Pourtant, jusqu’ici, les projections de l’INED avaient annoncé qu’une inversion du solde naturel serait plus probable à partir de 2027. Ce basculement démographique a donc lieu plus vite que prévu. Si, pour 2025, les démographes avaient pourtant projeté une stabilité du taux de fécondité, avec 1,62 enfant par femme, le niveau observé en 2024, la baisse continue des naissances et la hausse des décès pourraient bien être la cause de cette rupture démographique.

Un déclin démographique déjà amorcé

Cette inversion s’inscrit dans le long terme. «Le solde naturel ne fait que diminuer depuis 2015», rappelle Chloé Tavan, responsable des études démographiques à l’Insee. Déjà en mai dernier, le solde naturel était négatif. Par ailleurs, sur les cinq premiers mois de 2025, les naissances reculent de 4%, par rapport à la même période l’année dernière. «La principale surprise, c’est la persistance de la baisse et son ampleur», observe-t-elle. Et dans cette même période, les décès sont en augmentation de 3%. Cette année, les premiers baby-boomers atteignent les 80 ans.

Face à cette situation, la ministre de la Santé et des Familles, Catherine Vautrin, est inquiète. «La question n’est pas «est-ce que la bascule va se produire ?» mais «quand ?»», a-t-elle déclaré en juin. Et à l’Élysée aussi, le sujet est pris très au sérieux. Vendredi dernier, Emmanuel Macron s’est entretenu avec des démographes, des économistes et des sociologues pour comprendre les causes et les conséquences du phénomène en France.
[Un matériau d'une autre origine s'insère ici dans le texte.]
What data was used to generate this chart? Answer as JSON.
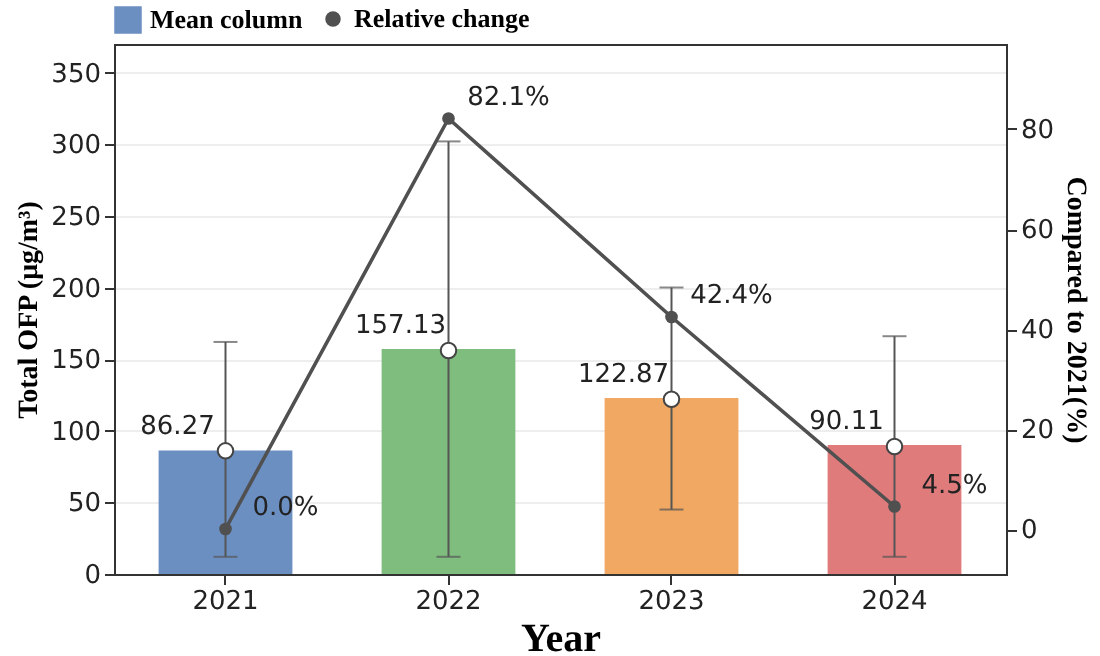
{
  "chart_data": {
    "type": "bar",
    "xlabel": "Year",
    "ylabel": "Total OFP (μg/m³)",
    "y2label": "Compared to 2021(%)",
    "categories": [
      "2021",
      "2022",
      "2023",
      "2024"
    ],
    "series": [
      {
        "name": "Mean column",
        "colors": [
          "#6c8fc2",
          "#7fbd7f",
          "#f0a862",
          "#e07b7c"
        ],
        "values": [
          86.27,
          157.13,
          122.87,
          90.11
        ],
        "errors": [
          [
            12,
            162
          ],
          [
            12,
            302
          ],
          [
            45,
            200
          ],
          [
            12,
            166
          ]
        ],
        "value_labels": [
          "86.27",
          "157.13",
          "122.87",
          "90.11"
        ]
      },
      {
        "type": "line",
        "name": "Relative change",
        "color": "#505050",
        "values": [
          0,
          82.1,
          42.4,
          4.5
        ],
        "axis": "y2",
        "marker": "circle",
        "value_labels": [
          "0.0%",
          "82.1%",
          "42.4%",
          "4.5%"
        ]
      },
      {
        "type": "scatter",
        "color": "#ffffff",
        "marker": "circle",
        "values": [
          86,
          156,
          122,
          89
        ]
      }
    ],
    "ylim": [
      0,
      370
    ],
    "yticks": [
      0,
      50,
      100,
      150,
      200,
      250,
      300,
      350
    ],
    "y2lim": [
      -9,
      97
    ],
    "y2ticks": [
      0,
      20,
      40,
      60,
      80
    ],
    "grid": "y",
    "legend": "top"
  }
}
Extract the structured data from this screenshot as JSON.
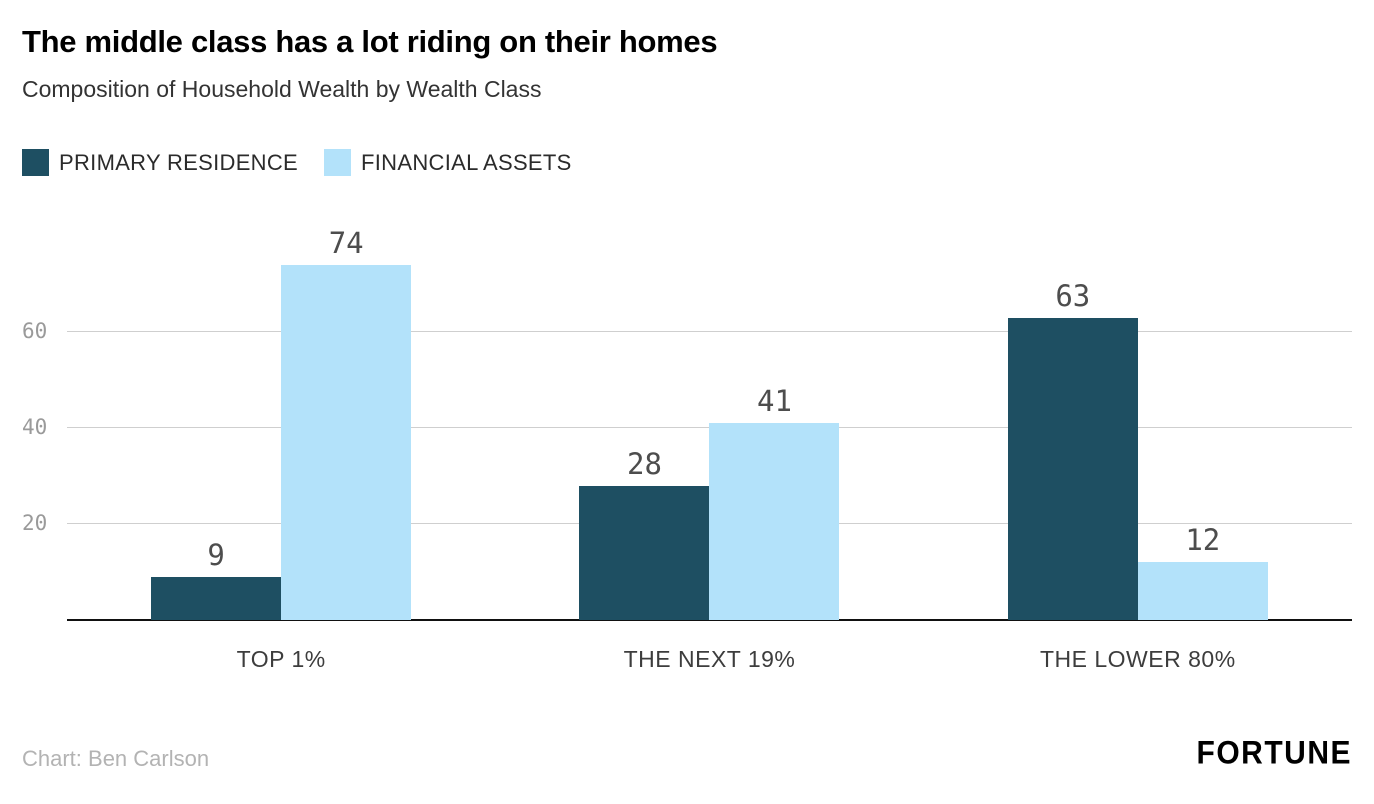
{
  "header": {
    "title": "The middle class has a lot riding on their homes",
    "subtitle": "Composition of Household Wealth by Wealth Class"
  },
  "chart_data": {
    "type": "bar",
    "title": "The middle class has a lot riding on their homes",
    "subtitle": "Composition of Household Wealth by Wealth Class",
    "categories": [
      "TOP 1%",
      "THE NEXT 19%",
      "THE LOWER 80%"
    ],
    "series": [
      {
        "name": "PRIMARY RESIDENCE",
        "color": "#1e4f62",
        "values": [
          9,
          28,
          63
        ]
      },
      {
        "name": "FINANCIAL ASSETS",
        "color": "#b3e2fa",
        "values": [
          74,
          41,
          12
        ]
      }
    ],
    "yticks": [
      20,
      40,
      60
    ],
    "ylim": [
      0,
      74
    ],
    "grid": "horizontal",
    "legend_position": "top-left",
    "value_labels": true,
    "xlabel": "",
    "ylabel": ""
  },
  "footer": {
    "credit": "Chart: Ben Carlson",
    "brand": "FORTUNE"
  }
}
En 2024, il avait déjà parlé de «réarmement démographique», une expression qui n’était pas passée inaperçue. Depuis, plusieurs autres annonces ont été faites. Un plan contre l’infertilité, la création d’un registre de naissances, l’adaptation du complément de libre choix du mode de garde… Mais d’autres mesures promises par le Président ne se concrétisent pas pour le moment, comme le congé de naissance, qui est prévu dans le budget 2026. Plus court que le congé parental, il sera «mieux rémunéré», selon la ministre dans L’Express.